Ballet Foundations: Arabesque

One of the most recognizable steps in classical ballet vocabulary, the arabesque is a gorgeous position where the body is supported on one leg, with the other leg extended directly behind the body with a straight knee. Depending on the context (barre, center, or choreography), the standing leg can be straight or in plie, but the back leg must always be straight.  Arabesque can be found in almost every aspect of ballet, both contemporary and classical, as well as other dance forms.  Something you probably didn’t know is that arabesque can be done with the back leg either on the ground (a terre) or raised in the air (en l’air).


How to do an Arabesque

  • Step 1: Start standing in first position with your toes pointing outward and heels touching. Keep your legs straight and rotated outward at the hip. Keep your arms relaxed position in front of you, slightly rounded with your fingers a few inches apart. Hold your back tall and straight.
  • Step 2: Extend one leg straight behind you with your pointed foot on the ground, making sure you continue to rotate outward through your hip. Raise both arms to the sides, parallel to the floor. Move the same arm as your standing leg forward in front of your body. Keep both arms straight with palms facing down.
  • Step 3: Raise your extended back leg, keeping your spine long. Be sure to engage your core while lifting your leg to help strengthen the pose and keep your back straight. Make sure both legs stay completely straightened but be careful not to hyperextend.


Arabesque Positions

Arabesque has several different versions, all defined by the position of the dancer’s arms.  The one constant is that the dancer must have a straight leg directly behind them, or it is not an arabesque. The different positions that can be done are first arabesque, second arabesque, or third arabesque.

  • First Arabesque: First arabesque is when a dancer in arabesque has the arm that is on the same side as the supporting leg extended out in front of their body, with the other arm extended side or towards the diagonal back.
  • Second Arabesque: Second arabesque is when a dancer in arabesque has the arm that is on the same side as the back leg extended out in front of their body, with the arm on the side of the supporting leg to the side or diagonal back.
  • Third Arabesque: Third arabesque is when a dancer in arabesque now has both arms extended in front of the body, with the arm on the same side as the supporting leg slightly higher than the other so the hand is anywhere between the top of their head to a foot above their head.  The arm on the side of the leg in arabesque should never move higher than the shoulders.


Heights of the Leg in Arabesque

An arabesque can be done at almost any height where the back foot is off the floor.  Higher does not mean better!  Past 90 degrees, many dancers begin to sacrifice quality for extra height by opening their hips toward the side.

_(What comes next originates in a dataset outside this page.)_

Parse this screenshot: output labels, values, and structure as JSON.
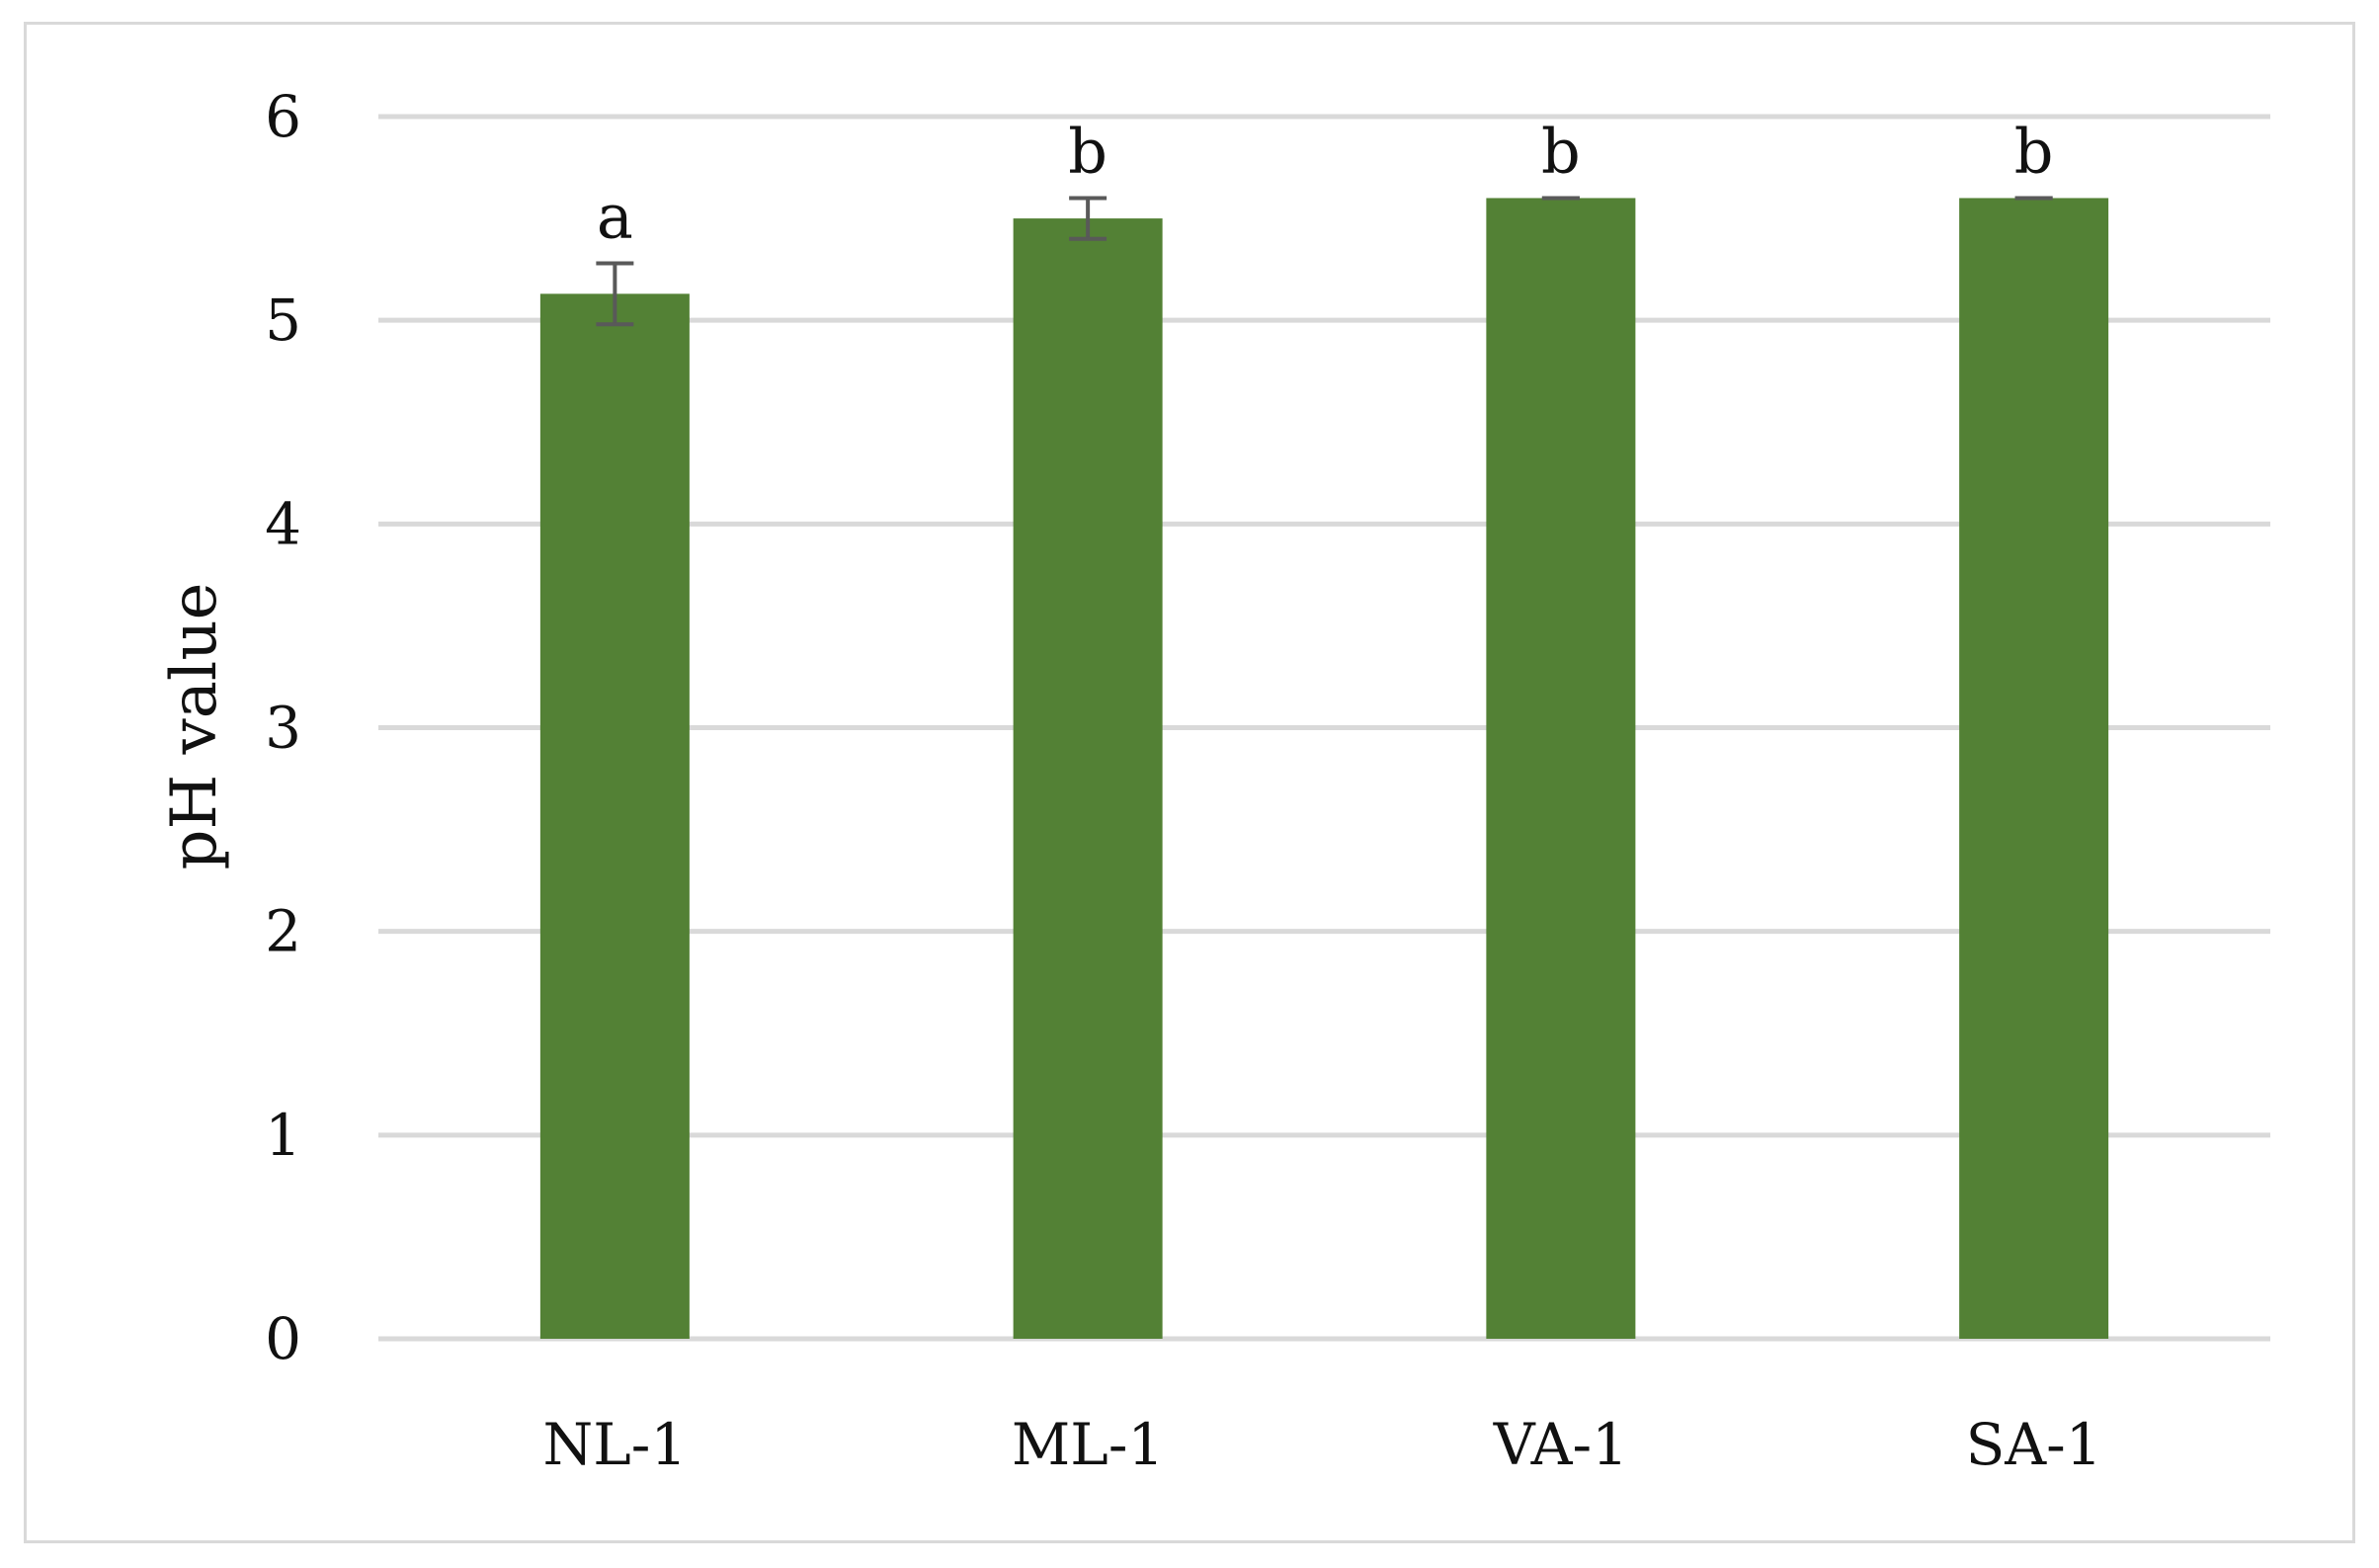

  • Low: Sometimes a teacher or choreographer may ask for a dancer to do a “low arabesque.”  This usually means around 20 degrees.  Much lower, and the step may not show well from a distance.
  • 45-Degrees: A very common height, a 45-degree arabesque is quite common in variations, quick, and slow movement.  Since 45 degrees is just half of 90 (in the middle between directly horizontal and directly vertical), it is easier for dancers to know where that height is since it’s an actual measure and not just a description.  This also makes for smoother corps work.
  • 90-Degrees: The next height typical for arabesques doubles straight to 90 degrees.  There isn’t much in between because it doesn’t look deliberate enough.  Slightly below 90, and it may look like the dancer can’t get an arabesque to 90. This height is often considered the “target” arabesque for many reasons.
  • Over 90-Degrees: Past 90 degrees in an arabesque is common too, but is often reserved when a dancer is featured alone or for the ballerina with her partner. Because an arabesque gets considerably harder to do correctly past 90 due to average limitation in hips, asking an entire corps to hit a certain degree above 90 is asking for trouble!


Arabesque Modifications

  • Arabesque for Prenatal: Balance is key for prenatal ballet. Hold onto a barre or wall for support and only raise your leg a few inches off the floor.
  • Arabesque for Beginners: If you’re just starting with ballet, hold onto a barre or other sturdy surface for balance. Only lift your back leg a few inches, hovering your toes just above the floor. A low, properly positioned extension is much better for your body than a high, improperly positioned one.
  • Arabesque for Weak Lower Back: Ease pressure off your lower back by only lifting your raised leg a few inches. Be sure to engage your core to remain steady during this move.
  • Arabesque for Weak Knees: An arabesque requires straight legs with no bend in the knee. You can help to support your knees by building strength and working up slowly to a lifted leg in this position.
  • Arabesque for Tight Hips: This extension does not require a high lift in the leg. Aim for just a few inches as your hips allow.


Quality of Your Arabesque

No matter if in class or on stage, a ballet dancer should never forget the basic technique for an arabesque, which should always include turned out and straight legs.  Every dancer, especially advanced, knows their “maximum arabesque” height where quality isn’t sacrificed.  Pay close attention to your patterns in class and ask your teacher for recommendations if you feel like your leg height, core position, feet position and hip placement need any improvement.